Tag Archives: Oil Tankers

Panama Canal is a Pinch Point for US Energy Shipments

The continuing drought in Panama has caused the Panama Canal Authority to restrict traffic to smaller and smaller vessels. The critical variable is the draft of the ship. The water in Gatun Lake which feeds the locks is getting shallower with the drought. Traffic is down to 60 % of capacity at present and is expected to drop to 45 % by early next year.

The most affected US traffic are those going between the Gulf of Mexico and Asia-Pacific ports. This has also intensified the bidding war for smaller tankers able to make the Panama Canal transit, increasing transportation rates and lengthening shipping times.

Some companies are opting to send their ships through the more expensive Suez Canal. This adds 10 days to a voyage in some cases.

This transportation bottleneck is also negatively affecting US liquified petroleum gas (LPG) and natural gas liquids (NGL). According to the US Energy Information Agency (USEIA), Asia accounts for 53.8 % of US gas liquids shipments abroad this year at 2.6 million barrels per day. Compounding the problem, vessels carrying gas liquids have lower priority than larger vessels paying larger tolls.
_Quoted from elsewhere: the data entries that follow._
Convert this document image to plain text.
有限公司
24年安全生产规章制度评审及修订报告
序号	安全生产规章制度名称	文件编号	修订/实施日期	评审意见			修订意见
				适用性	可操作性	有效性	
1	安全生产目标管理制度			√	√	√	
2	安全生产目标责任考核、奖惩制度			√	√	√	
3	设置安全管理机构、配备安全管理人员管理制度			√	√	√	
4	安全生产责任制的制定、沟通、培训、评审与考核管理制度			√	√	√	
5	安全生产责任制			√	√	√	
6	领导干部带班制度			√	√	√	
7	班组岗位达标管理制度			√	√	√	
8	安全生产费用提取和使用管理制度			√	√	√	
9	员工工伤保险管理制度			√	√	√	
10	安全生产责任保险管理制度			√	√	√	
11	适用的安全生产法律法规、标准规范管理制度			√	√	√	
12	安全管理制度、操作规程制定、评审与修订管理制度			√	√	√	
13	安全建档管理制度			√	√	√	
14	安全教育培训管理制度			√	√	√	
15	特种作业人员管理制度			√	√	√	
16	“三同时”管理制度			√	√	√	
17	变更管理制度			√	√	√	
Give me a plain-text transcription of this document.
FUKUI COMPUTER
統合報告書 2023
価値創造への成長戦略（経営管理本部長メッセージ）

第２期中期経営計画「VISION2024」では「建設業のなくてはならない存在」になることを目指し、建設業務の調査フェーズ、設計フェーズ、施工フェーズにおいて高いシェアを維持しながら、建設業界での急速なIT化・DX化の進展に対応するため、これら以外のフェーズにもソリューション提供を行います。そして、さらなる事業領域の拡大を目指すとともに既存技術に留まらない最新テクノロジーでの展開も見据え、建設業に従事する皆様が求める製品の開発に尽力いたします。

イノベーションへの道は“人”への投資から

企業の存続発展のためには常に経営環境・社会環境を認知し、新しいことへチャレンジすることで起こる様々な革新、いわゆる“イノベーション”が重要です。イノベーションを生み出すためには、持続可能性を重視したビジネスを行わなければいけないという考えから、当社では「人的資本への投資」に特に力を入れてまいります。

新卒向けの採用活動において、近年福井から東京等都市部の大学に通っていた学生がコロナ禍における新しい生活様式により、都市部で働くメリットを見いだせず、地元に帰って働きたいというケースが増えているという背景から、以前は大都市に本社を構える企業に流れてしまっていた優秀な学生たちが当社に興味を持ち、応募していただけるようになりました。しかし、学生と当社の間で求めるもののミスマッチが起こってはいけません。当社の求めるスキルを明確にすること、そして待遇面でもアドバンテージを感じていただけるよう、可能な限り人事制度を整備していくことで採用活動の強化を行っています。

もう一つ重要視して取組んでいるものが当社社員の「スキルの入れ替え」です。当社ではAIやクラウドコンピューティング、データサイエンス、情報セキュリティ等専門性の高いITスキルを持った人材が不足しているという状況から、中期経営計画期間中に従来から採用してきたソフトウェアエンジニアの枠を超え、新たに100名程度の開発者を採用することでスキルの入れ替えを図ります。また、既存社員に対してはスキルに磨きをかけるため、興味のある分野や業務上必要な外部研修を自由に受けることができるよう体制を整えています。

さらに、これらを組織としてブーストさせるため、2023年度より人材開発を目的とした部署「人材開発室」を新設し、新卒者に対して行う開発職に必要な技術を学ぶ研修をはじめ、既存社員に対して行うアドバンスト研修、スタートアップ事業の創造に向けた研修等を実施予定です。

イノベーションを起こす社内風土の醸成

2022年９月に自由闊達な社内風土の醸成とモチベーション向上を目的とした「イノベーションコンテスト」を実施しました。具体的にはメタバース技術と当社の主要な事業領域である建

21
Ships can bid to cut in line but the prices are steep, up to $2.5 million for an LNG tanker and $100k to $500k for medium sized tankers.

Oil Tanker Shipments

The Energy Information Administration (EIA) is a primary source of data relating to global petroleum and distillate use. It follows production, transport and prices. In addition to supplying data, they provide some interpretation of the global picture. There is so much BS circulating about fuel costs that a credible source of information is welcome.

Oil tankers come in two varieties- clean and dirty. A clean tanker hauls low-sulfur distillates. A dirty tanker hauls crude oil. Since the invasion of Ukraine, tanker shipments from Russia to the west have fallen off and longer voyage shipments have increased. This has increased the cost of transport and floating storage of petroleum and distillates. In the time between February 2022 and November 2022, Very Large Crude Carrier (VLCC) rates from the Middle East to the US Gulf Coast (USGC) have more than tripled. The rates from USGC to Rotterdam have increased from $8.00 to more than $27.00 per metric ton. Rates of shipments on Suezmax ships have also tripled. Dirty tanker rates from Russian ports in the Baltic and Black Sea have gone up due to increased insurance rates. Also, add to all of this the increased cost of bunker fuel for longer voyages.

Shipments of LPG (propane) have been delayed by long waiting times for passage through the Panama Canal. Congestion at the Neopanamax locks has led to increased scarcity of Very Large Gas Carriers (VLGC). Propane is both a fuel and an industrial feedstock. Propane is dehydrogenated to propylene and used for the production of polypropylene. Propane is also a fuel whose demand is highly seasonal with greatest demand in the winter months. VLGCs in the Middle East are drawn out of the area by better rates in the US, creating scarcity there.